Kemudian Nurochman, pengusaha dan mantan anggota DPRD Kota Batu yang terpilih lagi tapi mundur. Bergandengan dengan Heli Suyanto, juga pengusaha dan mantan anggota DPRD Kota Batu yang juga terpilih lagi, mundur juga.
Selanjutnya, Firhando Gumelar, wiraswasta berusia 27 tahun bergandengan dengan H Rudi, anggota DPRD Kota Batu yang baru terpilih, tapi mundur demi N2 di Batu itu.
Itulah para kontestan di Malang Raya. Kita semua tentu sudah memperoleh informasi, bagaimana proses turunnya rekomendasi kepada mereka itu.
Bagaimana tarik ulurnya, tukar tambahnya…
Jual belinya, drama-dramanya yang terjadi akibat sistem politik yang ada ini.
Tidak perlu dipersoalkan lagi. Tidak ada gunanya.

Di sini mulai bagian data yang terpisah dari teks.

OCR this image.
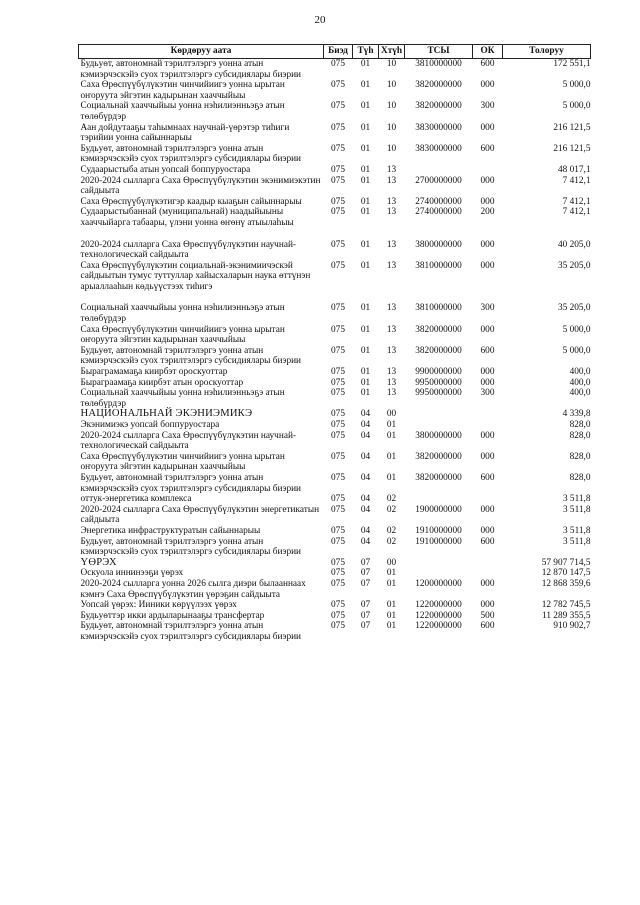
20
Кѳрдѳруу аата	Биэд	Түһ	Хтүһ	ТСЫ	ОК	Толоруу
Будьуѳт, автономнай тэрилтэлэргэ уонна атын кэмиэрчэскэйэ суох тэрилтэлэргэ субсидиялары биэрии	075	01	10	3810000000	600	172 551,1
Саха Ѳрѳспүүбүлүкэтин чинчийиигэ уонна ырытан оҥоруута эйгэтин кадырынан хааччыйыы	075	01	10	3820000000	000	5 000,0
Социальнай хааччыйыы уонна нэһилиэнньэҕэ атын төлөбүрдэр	075	01	10	3820000000	300	5 000,0
Аан дойдутааҕы таһымнаах научнай-үөрэтэр тиһиги тэрийии уонна сайыннарыы	075	01	10	3830000000	000	216 121,5
Будьуѳт, автономнай тэрилтэлэргэ уонна атын кэмиэрчэскэйэ суох тэрилтэлэргэ субсидиялары биэрии	075	01	10	3830000000	600	216 121,5
Судаарыстыба атын уопсай боппуруостара	075	01	13			48 017,1
2020-2024 сылларга Саха Ѳрѳспүүбүлүкэтин экэнимиэкэтин сайдыыта	075	01	13	2700000000	000	7 412,1
Саха Ѳрѳспүүбүлүкэтигэр каадыр кыаҕын сайыннарыы	075	01	13	2740000000	000	7 412,1
Судаарыстыбаннай (муниципальнай) наадыйыыны хааччыйарга табаары, үлэни уонна өҥөнү атыылаһыы	075	01	13	2740000000	200	7 412,1
2020-2024 сылларга Саха Ѳрѳспүүбүлүкэтин научнай-технологическай сайдыыта	075	01	13	3800000000	000	40 205,0
Саха Ѳрѳспүүбүлүкэтин социальнай-экэнимиичэскэй сайдыытын тумус туттуллар хайысхаларын наука өттүнэн арыаллааһын кѳдьүүстээх тиһигэ	075	01	13	3810000000	000	35 205,0
Социальнай хааччыйыы уонна нэһилиэнньэҕэ атын төлөбүрдэр	075	01	13	3810000000	300	35 205,0
Саха Ѳрѳспүүбүлүкэтин чинчийиигэ уонна ырытан оҥоруута эйгэтин кадырынан хааччыйыы	075	01	13	3820000000	000	5 000,0
Будьуѳт, автономнай тэрилтэлэргэ уонна атын кэмиэрчэскэйэ суох тэрилтэлэргэ субсидиялары биэрии	075	01	13	3820000000	600	5 000,0
Быраграмамаҕа киирбэт ороскуоттар	075	01	13	9900000000	000	400,0
Быраграамаҕа киирбэт атын ороскуоттар	075	01	13	9950000000	000	400,0
Социальнай хааччыйыы уонна нэһилиэнньэҕэ атын төлөбүрдэр	075	01	13	9950000000	300	400,0
НАЦИОНАЛЬНАЙ ЭКЭНИЭМИКЭ	075	04	00			4 339,8
Экэнимиэкэ уопсай боппуруостара	075	04	01			828,0
2020-2024 сылларга Саха Ѳрѳспүүбүлүкэтин научнай-технологическай сайдыыта	075	04	01	3800000000	000	828,0
Саха Ѳрѳспүүбүлүкэтин чинчийиигэ уонна ырытан оҥоруута эйгэтин кадырынан хааччыйыы	075	04	01	3820000000	000	828,0
Будьуѳт, автономнай тэрилтэлэргэ уонна атын кэмиэрчэскэйэ суох тэрилтэлэргэ субсидиялары биэрии	075	04	01	3820000000	600	828,0
оттук-энергетика комплекса	075	04	02			3 511,8
2020-2024 сылларга Саха Ѳрѳспүүбүлүкэтин энергетикатын сайдыыта	075	04	02	1900000000	000	3 511,8
Энергетика инфраструктуратын сайыннарыы	075	04	02	1910000000	000	3 511,8
Будьуѳт, автономнай тэрилтэлэргэ уонна атын кэмиэрчэскэйэ суох тэрилтэлэргэ субсидиялары биэрии	075	04	02	1910000000	600	3 511,8
ҮӨРЭХ	075	07	00			57 907 714,5
Оскуола иннинээҕи үөрэх	075	07	01			12 870 147,5
2020-2024 сылларга уонна 2026 сылга диэри былааннаах кэмҥэ Саха Ѳрѳспүүбүлүкэтин үѳрэҕин сайдыыта	075	07	01	1200000000	000	12 868 359,6
Уопсай үөрэх: Ииники кѳрүүлээх үөрэх	075	07	01	1220000000	000	12 782 745,5
Будьуѳттэр икки ардыларынааҕы трансфертар	075	07	01	1220000000	500	11 289 355,5
Будьуѳт, автономнай тэрилтэлэргэ уонна атын кэмиэрчэскэйэ суох тэрилтэлэргэ субсидиялары биэрии	075	07	01	1220000000	600	910 902,7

Justru sebaliknya, harus kita jadikan titik balik untuk menata masa depan Malang Raya yang lebih baik. Dengan bekal pilihan atas calon kepala daerah yang segera dikontestasikan itu.
Menuju titik balik yang lebih baik itu, rasanya harus juga dengan membalik cara pandang para cukong-cukong ketika belanja calon.
Cara cukong-cukong itu belanja adalah mengandalkan elektabilitas. Mereka punya survei sendiri. Yang elektabilitasnya tinggi diambil, dijadikan jagonya. Dipoles, dimodali dengan berbagai kalkulasi untuk keuntungannya kelak.
LAWAN!
Elektabilitas itu lawan dengan ETIKABILITAS.
Tentang cukong yang kita bahas ini adalah personifikasi dari para pengijon, yang memperjudikan kontes, lomba, pertandingan dan pemilihan-pemilihan.
Tujuannya hanya untuk keuntungan pribadi dan kelompoknya. Mengabaikan nilai, tidak peduli pada tatanan etik dan moral.
Berbeda dengan pendukung atau simpatisan. Pendukung atau simpatisan pasti menopang perjuangan calon. Demi kemajuan dan kesejahteraan rakyat dan daerahnya.
Jadi cukong harus dikalahkan. Jangan pilih calonnya.
Pilih saja calon yang etikanya tinggi, moralnya baik, track recordnya bagus, bersih, santun, tidak arogan dan memiliki kecakapan yang mumpuni.
Soal kecakapan di dalamnya adalah bagaimana menentukan arah. Apa yang mesti dikuatkan, bagaimana local nation interest-nya dan seterusnya, yang pernah kita bahas pada Blues Spirit beberapa waktu lalu.
Nanti kita bahas lagi.
Sekarang kalahkan dulu cukong-cukong itu, dengan cara tidak memilih calonnya. Gagalkan calonnya, yang berpotensi menggadaikan jabatan, yang akan nyolong untuk bayar utang dan memperkaya dirinya.
Kita putus rantai korupsi melalui rekrutmen kepala daerah ini.